February 04, 2007

Business, Washington style


WASHINGTON - In June, officials at the General Services Administration were short of people to process cases of incompetence and fraud by federal contractors, and they responded with what has become the government's reflexive answer to almost every problem.

They hired another contractor.

Without a public debate or formal policy decision, contractors have become a virtual fourth branch of government. On the rise for decades, spending on federal contracts has soared during the Bush administration, to about $400 billion last year from $207 billion in 2000, fueled by the war in Iraq, domestic security and Hurricane Katrina, but also by a philosophy that encourages outsourcing almost everything government does.

  • Competition, intended to produce savings, appears to have sharply eroded. An analysis by The New York Times shows that fewer than half of all "contract actions" — new contracts and payments against existing contracts — are now subject to full and open competition.

  • The top 20 service contractors have spent nearly $300 million since 2000 on lobbying and have donated $23 million to political campaigns.

  • The biggest federal contractor, Lockheed Martin, which has spent $53 million on lobbying and $6 million on donations since 2000, gets more federal money each year than the justice or energy departments.
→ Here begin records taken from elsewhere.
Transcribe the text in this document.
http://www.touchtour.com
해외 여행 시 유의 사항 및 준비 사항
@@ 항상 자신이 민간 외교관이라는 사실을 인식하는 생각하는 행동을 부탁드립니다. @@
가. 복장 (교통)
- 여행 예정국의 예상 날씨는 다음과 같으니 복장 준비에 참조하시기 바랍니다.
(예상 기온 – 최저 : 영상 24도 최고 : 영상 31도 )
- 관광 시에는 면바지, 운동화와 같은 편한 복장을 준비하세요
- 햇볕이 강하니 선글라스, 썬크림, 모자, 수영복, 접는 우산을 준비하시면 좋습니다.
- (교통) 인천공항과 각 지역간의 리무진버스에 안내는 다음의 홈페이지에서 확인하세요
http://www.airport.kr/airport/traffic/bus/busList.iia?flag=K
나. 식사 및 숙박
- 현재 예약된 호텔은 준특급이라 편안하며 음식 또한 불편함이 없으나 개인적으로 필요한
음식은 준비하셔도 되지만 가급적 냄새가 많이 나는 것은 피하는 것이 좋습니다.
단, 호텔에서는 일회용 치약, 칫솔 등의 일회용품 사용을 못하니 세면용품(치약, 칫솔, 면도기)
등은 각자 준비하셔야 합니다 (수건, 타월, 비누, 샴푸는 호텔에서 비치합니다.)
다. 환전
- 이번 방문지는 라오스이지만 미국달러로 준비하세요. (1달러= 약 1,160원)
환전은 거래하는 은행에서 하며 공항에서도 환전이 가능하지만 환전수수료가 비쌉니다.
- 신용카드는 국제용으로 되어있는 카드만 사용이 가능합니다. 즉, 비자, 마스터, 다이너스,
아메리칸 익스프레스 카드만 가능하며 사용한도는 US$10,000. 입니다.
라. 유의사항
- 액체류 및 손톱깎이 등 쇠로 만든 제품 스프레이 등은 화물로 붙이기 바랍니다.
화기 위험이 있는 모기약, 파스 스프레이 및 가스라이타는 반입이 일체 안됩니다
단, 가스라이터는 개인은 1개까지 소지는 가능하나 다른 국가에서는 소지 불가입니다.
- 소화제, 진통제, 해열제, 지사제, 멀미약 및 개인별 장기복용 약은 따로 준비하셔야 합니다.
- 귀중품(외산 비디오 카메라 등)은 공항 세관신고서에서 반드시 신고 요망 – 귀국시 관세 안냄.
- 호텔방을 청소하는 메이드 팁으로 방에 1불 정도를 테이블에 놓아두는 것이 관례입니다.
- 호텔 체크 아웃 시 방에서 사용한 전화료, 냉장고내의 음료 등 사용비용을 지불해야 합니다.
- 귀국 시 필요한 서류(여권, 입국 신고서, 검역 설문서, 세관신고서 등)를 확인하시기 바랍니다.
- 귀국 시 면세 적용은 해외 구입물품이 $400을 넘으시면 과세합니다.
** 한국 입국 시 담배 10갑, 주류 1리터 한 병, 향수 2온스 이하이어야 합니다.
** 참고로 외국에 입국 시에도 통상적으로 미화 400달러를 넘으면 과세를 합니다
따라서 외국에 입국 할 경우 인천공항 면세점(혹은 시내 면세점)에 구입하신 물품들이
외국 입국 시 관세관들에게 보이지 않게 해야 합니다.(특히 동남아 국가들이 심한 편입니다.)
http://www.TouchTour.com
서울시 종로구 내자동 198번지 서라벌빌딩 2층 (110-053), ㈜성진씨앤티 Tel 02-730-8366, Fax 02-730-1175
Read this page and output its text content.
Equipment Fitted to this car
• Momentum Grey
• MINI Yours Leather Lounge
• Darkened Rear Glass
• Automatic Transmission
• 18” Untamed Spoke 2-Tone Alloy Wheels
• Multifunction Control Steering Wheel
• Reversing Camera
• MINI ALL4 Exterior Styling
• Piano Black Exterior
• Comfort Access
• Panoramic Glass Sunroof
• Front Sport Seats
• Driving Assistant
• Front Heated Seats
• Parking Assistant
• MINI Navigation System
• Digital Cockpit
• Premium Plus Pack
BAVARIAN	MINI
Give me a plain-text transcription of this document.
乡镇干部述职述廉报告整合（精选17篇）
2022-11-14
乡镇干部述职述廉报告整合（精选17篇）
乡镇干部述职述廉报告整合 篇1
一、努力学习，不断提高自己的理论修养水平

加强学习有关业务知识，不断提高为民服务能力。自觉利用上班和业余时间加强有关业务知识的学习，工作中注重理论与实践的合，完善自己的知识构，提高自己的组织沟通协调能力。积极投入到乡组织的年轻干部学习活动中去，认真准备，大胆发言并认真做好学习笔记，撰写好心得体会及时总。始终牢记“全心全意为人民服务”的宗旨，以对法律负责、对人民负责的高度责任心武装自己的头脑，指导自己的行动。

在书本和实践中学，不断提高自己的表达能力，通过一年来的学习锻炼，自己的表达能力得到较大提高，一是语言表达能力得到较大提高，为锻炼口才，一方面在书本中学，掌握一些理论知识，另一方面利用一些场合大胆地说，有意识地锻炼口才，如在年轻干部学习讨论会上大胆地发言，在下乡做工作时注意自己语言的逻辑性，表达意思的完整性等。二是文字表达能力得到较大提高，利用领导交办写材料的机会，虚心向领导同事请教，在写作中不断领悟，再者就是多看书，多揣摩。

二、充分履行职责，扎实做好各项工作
  • Contracting almost always leads to less public scrutiny, as government programs are hidden behind closed corporate doors.

  • Companies, unlike agencies, are not subject to the Freedom of Information Act.

A just-completed study by experts appointed by the White House and Congress, the Acquisition Advisory Panel, found that the trend "poses a threat to the government's long-term ability to perform its mission" and could "undermine the integrity of the government's decision making."